Siempre recordaré la primera
vez que escuché a Álvaro Tato hablar sobre su profesión. Había en el tono
entusiasta de su voz, en el brillo de sus ojos, en aquellas palabras casi
atropelladas que bullían con los borbotones de una pasión encendida, había,
hecho carne, todo lo que yo ya había visto antes en sus obras. Y entendí
enseguida que todo lo grande que un creador puede dar a la vida no nacerá sino
de esa autenticidad visceral, de ese amor incondicional, de esa entrega radical
por lo que uno hace. Allí no estaba disertando solamente el profesional, sino
alguien a quien le iba la vida en cada una de sus pulsiones artísticas. Pero
también estaba el talento, la formación, el exigente bagaje de lecturas, el
trabajo duro a prueba de cualquier sinsabor, la constancia del amante y la
humildad y respeto ante los grandes maestros que le asisten cada día en su
trabajo. Creo, sinceramente, que la recuperación de los clásicos y, en
particular de la literatura áurea, no había alcanzado tales cotas de excelencia
y honestidad intelectual y emocional desde la fundación de la Compañía Nacional
de Teatro Clásico, a la que veo ya algo institucionalizada. Y ese es justamente
el hecho diferencial que aporta Álvaro Tato, ya sea a través de Ron Lalá o mediante
sus propios proyectos personales: esa frescura ajuglarada de sus propuestas,
que escapan del anquilosamiento pero que, a la vez, no sucumben al vanguardismo
gratuito sino a la innovación perfectamente ensamblada en el espíritu clásico.
Malvivir es
el último montaje del dramaturgo, poeta y actor madrileño. La obra pretende
homenajear la literatura picaresca española, centrándose en los personajes
femeninos. Porque si existieron Lázaro de Tormes, don Pablos o Guzmán de
Alfarache, no le van a la zaga las pícaras. En este caso, la obra, interpretada
por ese dúo salvajemente teatral que forman Aitana Sánchez Gijón y Marta
Poveda, y dirigida por otro grande como es Yayo Cáceres, rescata sobre todo la
figura de Elena de Paz, protagonista de La
hija de Celestina, de Alonso Jerónimo de Salas Barbadillo, aunque también
se adereza la pieza con algunos pocos fragmentos de La niña de los embustes, de Alonso de Castillo Solórzano, La pícara Justina, de Francisco López de
Úbeda, y tres letrillas de Quevedo.
La estructura de la obra es
inteligentísima y muy dinámica. Elena de Paz, ya ejecutada por la justicia y
arrojada en un barril al mar, cree estar en el útero materno a punto de nacer,
lo que no deja de constituir un hallazgo poético y filosófico tremendamente
sugestivo. Ese equívoco permite a la protagonista hacer una semblanza de las
vicisitudes de su difícil vida desde su nacimiento. Mediante habilísimas
transiciones, que se valen entre otros géneros, del teatro del guiñol, y del
intercambio de papeles entre las dos actrices, asistimos sin parpadear a los
lances argumentales en un prodigio de dominio de los espacios escénicos y con un
variadísimo repertorio interpretativo de enorme calidad.

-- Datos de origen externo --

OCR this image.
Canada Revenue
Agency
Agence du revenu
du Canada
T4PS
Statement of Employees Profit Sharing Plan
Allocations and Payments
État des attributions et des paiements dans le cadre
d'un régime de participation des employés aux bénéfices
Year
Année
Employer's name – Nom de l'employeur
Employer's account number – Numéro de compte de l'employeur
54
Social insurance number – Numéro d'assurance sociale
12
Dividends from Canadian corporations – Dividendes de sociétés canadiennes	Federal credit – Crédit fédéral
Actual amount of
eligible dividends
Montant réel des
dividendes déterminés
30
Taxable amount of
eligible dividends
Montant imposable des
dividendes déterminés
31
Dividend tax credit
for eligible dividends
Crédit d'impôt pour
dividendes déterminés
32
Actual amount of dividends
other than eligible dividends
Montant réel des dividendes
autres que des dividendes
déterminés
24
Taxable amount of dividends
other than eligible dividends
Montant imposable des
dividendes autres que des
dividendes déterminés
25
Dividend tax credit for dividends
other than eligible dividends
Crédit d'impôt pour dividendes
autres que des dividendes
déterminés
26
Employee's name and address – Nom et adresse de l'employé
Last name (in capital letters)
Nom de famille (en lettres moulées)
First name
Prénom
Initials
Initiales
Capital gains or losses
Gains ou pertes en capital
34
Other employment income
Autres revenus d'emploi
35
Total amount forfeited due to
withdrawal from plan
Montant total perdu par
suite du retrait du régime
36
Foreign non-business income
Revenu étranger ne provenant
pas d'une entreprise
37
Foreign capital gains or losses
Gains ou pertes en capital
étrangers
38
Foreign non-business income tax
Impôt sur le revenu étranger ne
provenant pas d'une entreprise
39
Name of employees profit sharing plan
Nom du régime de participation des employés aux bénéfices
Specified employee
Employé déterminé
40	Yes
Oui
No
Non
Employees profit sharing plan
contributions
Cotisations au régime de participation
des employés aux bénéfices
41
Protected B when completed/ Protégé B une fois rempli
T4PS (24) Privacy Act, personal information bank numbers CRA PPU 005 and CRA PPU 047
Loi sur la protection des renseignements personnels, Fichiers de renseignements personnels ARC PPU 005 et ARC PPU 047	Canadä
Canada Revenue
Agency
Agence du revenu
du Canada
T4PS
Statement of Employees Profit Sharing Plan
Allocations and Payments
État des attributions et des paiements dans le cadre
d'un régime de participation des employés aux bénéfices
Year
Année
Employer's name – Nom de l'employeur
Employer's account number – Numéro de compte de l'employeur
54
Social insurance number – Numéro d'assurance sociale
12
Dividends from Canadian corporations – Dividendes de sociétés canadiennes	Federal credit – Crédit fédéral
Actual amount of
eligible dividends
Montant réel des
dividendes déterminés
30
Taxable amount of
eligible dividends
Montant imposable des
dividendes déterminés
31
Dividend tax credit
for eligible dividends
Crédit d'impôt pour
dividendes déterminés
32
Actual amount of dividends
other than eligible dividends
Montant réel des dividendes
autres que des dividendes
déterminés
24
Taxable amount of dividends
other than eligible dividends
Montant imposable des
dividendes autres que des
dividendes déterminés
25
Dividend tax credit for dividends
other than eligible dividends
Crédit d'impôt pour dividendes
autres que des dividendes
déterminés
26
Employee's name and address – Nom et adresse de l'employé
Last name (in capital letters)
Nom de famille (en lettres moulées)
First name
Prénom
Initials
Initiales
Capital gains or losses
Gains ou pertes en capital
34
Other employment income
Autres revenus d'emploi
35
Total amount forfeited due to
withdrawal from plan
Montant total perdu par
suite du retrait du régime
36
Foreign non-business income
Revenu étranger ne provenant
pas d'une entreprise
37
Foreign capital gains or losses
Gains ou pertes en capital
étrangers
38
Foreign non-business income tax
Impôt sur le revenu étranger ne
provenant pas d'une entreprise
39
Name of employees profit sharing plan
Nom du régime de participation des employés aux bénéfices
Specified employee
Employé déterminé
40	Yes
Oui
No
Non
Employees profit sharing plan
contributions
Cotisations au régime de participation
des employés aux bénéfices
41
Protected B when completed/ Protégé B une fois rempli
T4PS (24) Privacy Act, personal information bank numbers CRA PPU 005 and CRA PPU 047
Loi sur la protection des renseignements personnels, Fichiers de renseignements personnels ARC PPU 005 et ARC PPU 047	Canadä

Entre los muchos méritos de
la obra, quiero destacar el de introducir elementos románticos, si se me
permite el anacronismo terminológico. La literatura de la picaresca, tan asida
al realismo y pragmatismo más crudos, concede aquí treguas espirituales, casi
metafísicas, como la escena de la contemplación a la intemperie de las
estrellas, solo barruntada en el libro de Salas; el sentimiento amoroso y
contradictorio entre Elena y Montúfar; o la promesa del mar, que Elena
perseguirá toda su vida tras la bella descripción que su padre hace de él y
que, paradójicamente, alcanzará ella en su muerte.
Emocionante es, también la
enumeración de las pícaras ilustres de nuestra literatura, con Celestina a la cabeza,
que Elena lleva a cabo durante su encarcelamiento. Con ellas comparte prisión
en la escena, como comparte ahora su gloria literaria.